Cada vez más fastidioso, Robbie empezó a poner a prueba el estricto reglamento de Nigel. Del tabaco, el alcohol y la marihuana que frecuentaba antes de ingresar a la banda, pasó a experimentar con drogas más peligrosas como la cocaína y el éxtasis. También dejó de preocuparse por mantener su conducta en el ámbito privado. La exposición pública fue la manera de expresar su descontento, ya sea mostrándose con alguna novia ocasional o con sus nuevos camaradas de Oasis, los parias del rock de Manchester, en el festival de Glastonbury, la gota que empezó a rebalsar el vaso. Sus fotos, desmejorado y fuera de foco, empezaron a inundar los tabloides británicos. Era cuestión de tiempo para que deje la banda.
A mediados de julio de 1995, se dio otro de los diálogos cruzados. Con un contrato millonario sobre la mesa y con actuaciones pautadas por todo el mundo, Robbie fue a reunirse con sus compañeros para anunciarle que quería bajarse del barco. Pero uno de ellos, Jason Orange, lo primereó y le informó que la banda de cinco había decidido convertirse en una de cuatro. Robbie lo lamentó un par de días. Luego se fue de vacaciones con George Michael y otros integrantes del star system británico y empezó a moldear su carrera solista.
La teoría de Nigel no se rompió ni siquiera luego de la salida de su manzana podrida. De su lado, las declaraciones nunca iban a ser polémicas. Pero Robbie estaba preparado para disparar con munición gruesa, con dos objetivos marcados: el productor y el líder. Lanzarse en solitario no era tan sencillo. Tenía que librarse de los asuntos contractuales, escribir sus propias canciones y, sobre todo, superar sus propios demonios.
Los escándalos de Robbie no tenían freno. Se esparcían por donde fuera y no se preocupaba por pasar desapercibido. Quizás, todo lo contrario, necesitaba llamar la atención. Elton John captó el mensaje, cuando lo vio totalmente desdibujado en su fiesta de cumpleaños. Elton había estado del otro lado y sabía de qué se trataba.
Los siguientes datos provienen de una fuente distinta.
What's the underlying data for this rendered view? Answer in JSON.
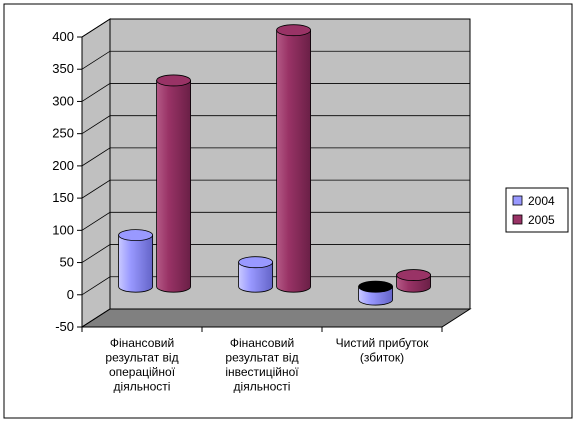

Decidió ayudar al joven rebelde y desenfocado después que supo de un fin de semana salvaje, otro más, en los pubs de Londres.
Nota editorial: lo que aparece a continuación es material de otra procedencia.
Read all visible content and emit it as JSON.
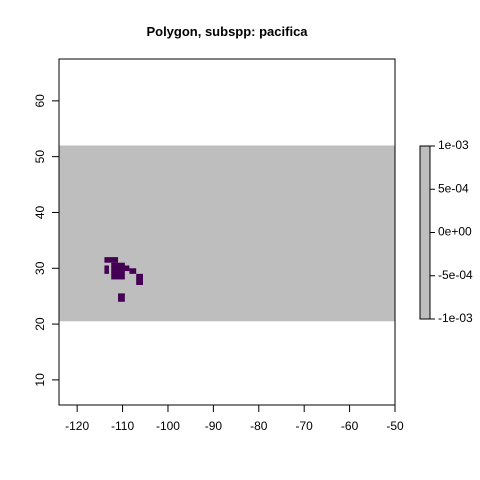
{
  "chart_data": {
    "type": "heatmap",
    "title": "Polygon, subspp: pacifica",
    "xlabel": "",
    "ylabel": "",
    "xlim": [
      -124,
      -50
    ],
    "ylim": [
      5.5,
      67.5
    ],
    "x_ticks": [
      -120,
      -110,
      -100,
      -90,
      -80,
      -70,
      -60,
      -50
    ],
    "y_ticks": [
      10,
      20,
      30,
      40,
      50,
      60
    ],
    "raster_extent": {
      "xmin": -124,
      "xmax": -50,
      "ymin": 20.5,
      "ymax": 52
    },
    "raster_fill_color": "#bebebe",
    "polygon_color": "#440154",
    "polygon_cells": [
      {
        "x0": -114,
        "x1": -111,
        "y0": 31,
        "y1": 32
      },
      {
        "x0": -114,
        "x1": -113,
        "y0": 29,
        "y1": 30.5
      },
      {
        "x0": -112.5,
        "x1": -109.5,
        "y0": 28,
        "y1": 31
      },
      {
        "x0": -110,
        "x1": -108.5,
        "y0": 29.5,
        "y1": 30.5
      },
      {
        "x0": -108.5,
        "x1": -107,
        "y0": 29,
        "y1": 30
      },
      {
        "x0": -107,
        "x1": -105.5,
        "y0": 27,
        "y1": 29
      },
      {
        "x0": -111,
        "x1": -109.5,
        "y0": 24,
        "y1": 25.5
      }
    ],
    "legend": {
      "placement": "right",
      "color": "#bebebe",
      "labels": [
        "1e-03",
        "5e-04",
        "0e+00",
        "-5e-04",
        "-1e-03"
      ],
      "values": [
        0.001,
        0.0005,
        0,
        -0.0005,
        -0.001
      ]
    }
  }
}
Una vez que pudo acomodar las ideas, firmó contrato con EMI y comenzó una carrera que, a pesar de sus altibajos, dejó chiquito el suceso de su ex boy band. “Freedom”, de su mentor George Michael, fue la canción elegida, un grito de libertad, una toma de posición. Tiempo después, trascendieron algunos secretos de las grabaciones. Robbie estaba en una de sus jornadas de caravana y su voz, cascada por los excesos, no estaba en condiciones de grabar. Para el clip, utilizaron la cinta original de Michael y el ex Take That tuvo que apelar al playback.
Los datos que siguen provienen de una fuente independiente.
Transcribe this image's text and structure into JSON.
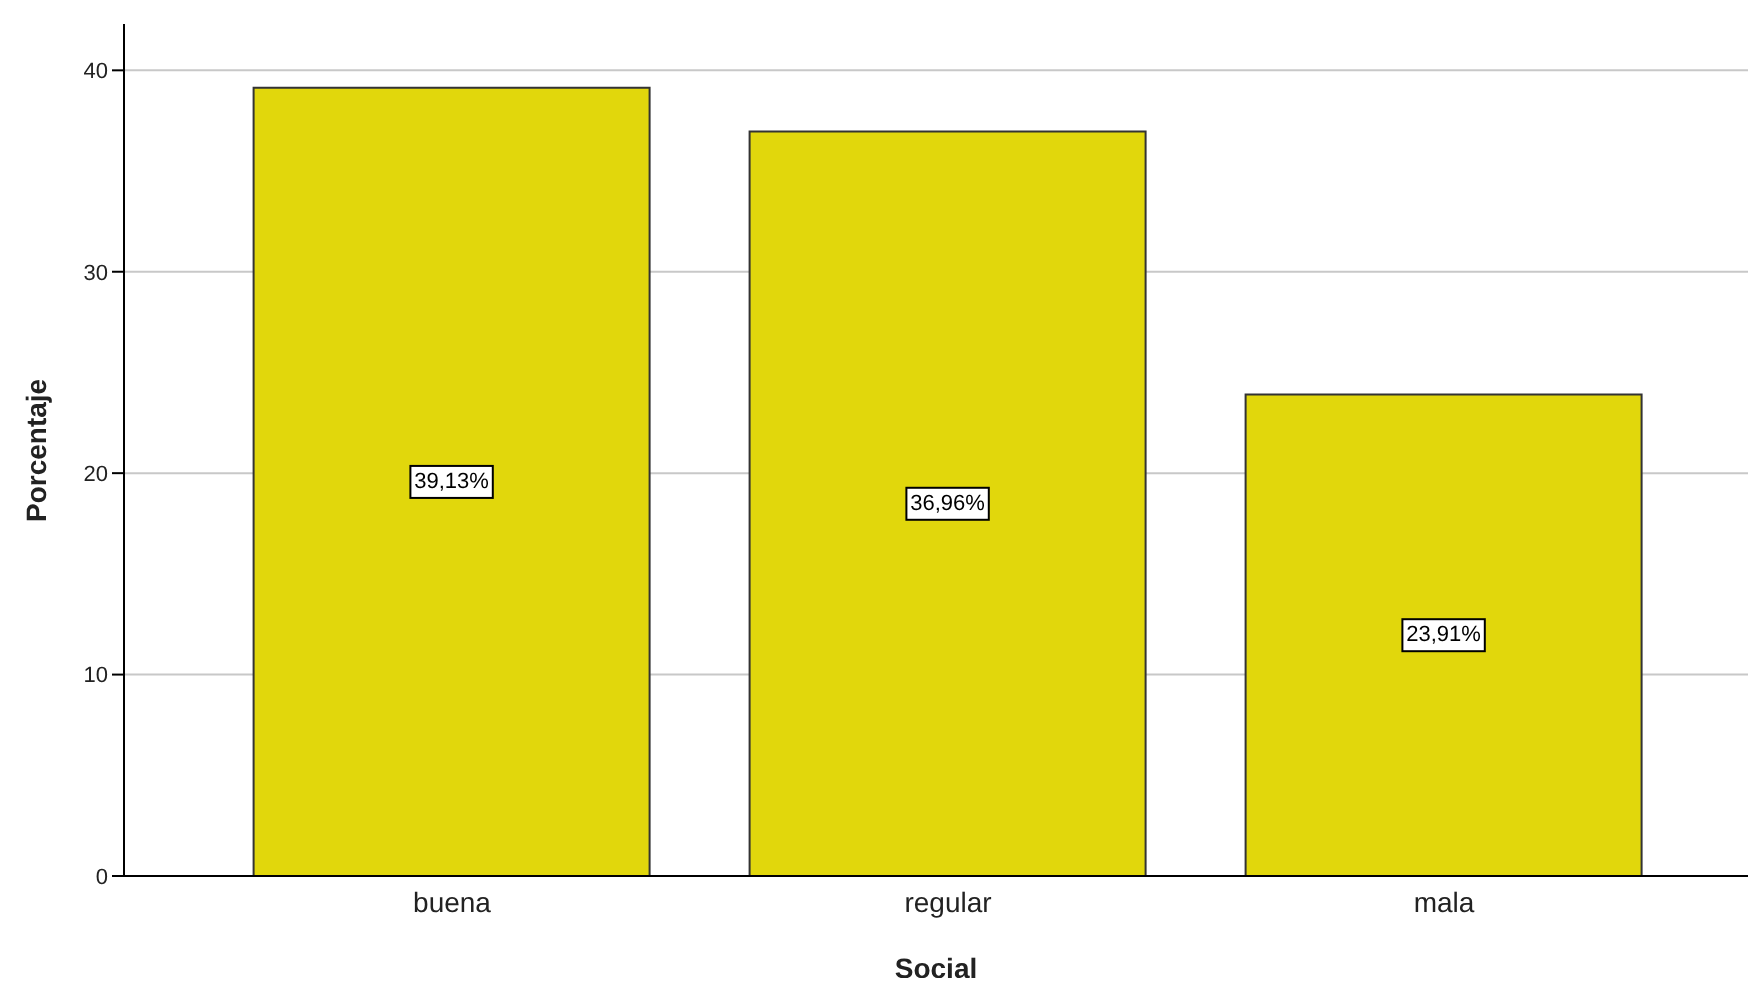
{
  "chart_data": {
    "type": "bar",
    "xlabel": "Social",
    "ylabel": "Porcentaje",
    "categories": [
      "buena",
      "regular",
      "mala"
    ],
    "values": [
      39.13,
      36.96,
      23.91
    ],
    "value_labels": [
      "39,13%",
      "36,96%",
      "23,91%"
    ],
    "color": "#e1d70c",
    "ylim": [
      0,
      42.3
    ],
    "yticks": [
      0,
      10,
      20,
      30,
      40
    ],
    "grid": "y"
  }
}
No fue la mejor jugada artística, incluso el propio autor se manifestó en disgusto, sin embargo la canción tuvo un éxito impactante casi por decantación que obtuvo la canción. Tuvo que esperar a unirse a Guy Chambers y su muñeca para la factoría de hits, para tomarse en serio el oficio de compositor. Con el carisma intacto y apoyado por su compañía discográfica, superó las ventas de su ex banda y alcanzó el éxito en todas partes del mundo.
Para su segundo disco, Robbie firmó “No regrets”, (Sin arrepentimientos) una canción catárquica, y posteriormente sanadora, inspirada en su paso por Take That y dedicada eventualmente a sus ex compañeros y a su odiado productor. El tiempo ayudó a curar las heridas y los caminos de la boy band y su díscolo integrante volvieron a juntarse para grabar un disco, compartir escenarios y unirse en un show benéfico. Ya habían vivido lo suficiente como para dejar atrás aquellas asperezas de la adolescencia.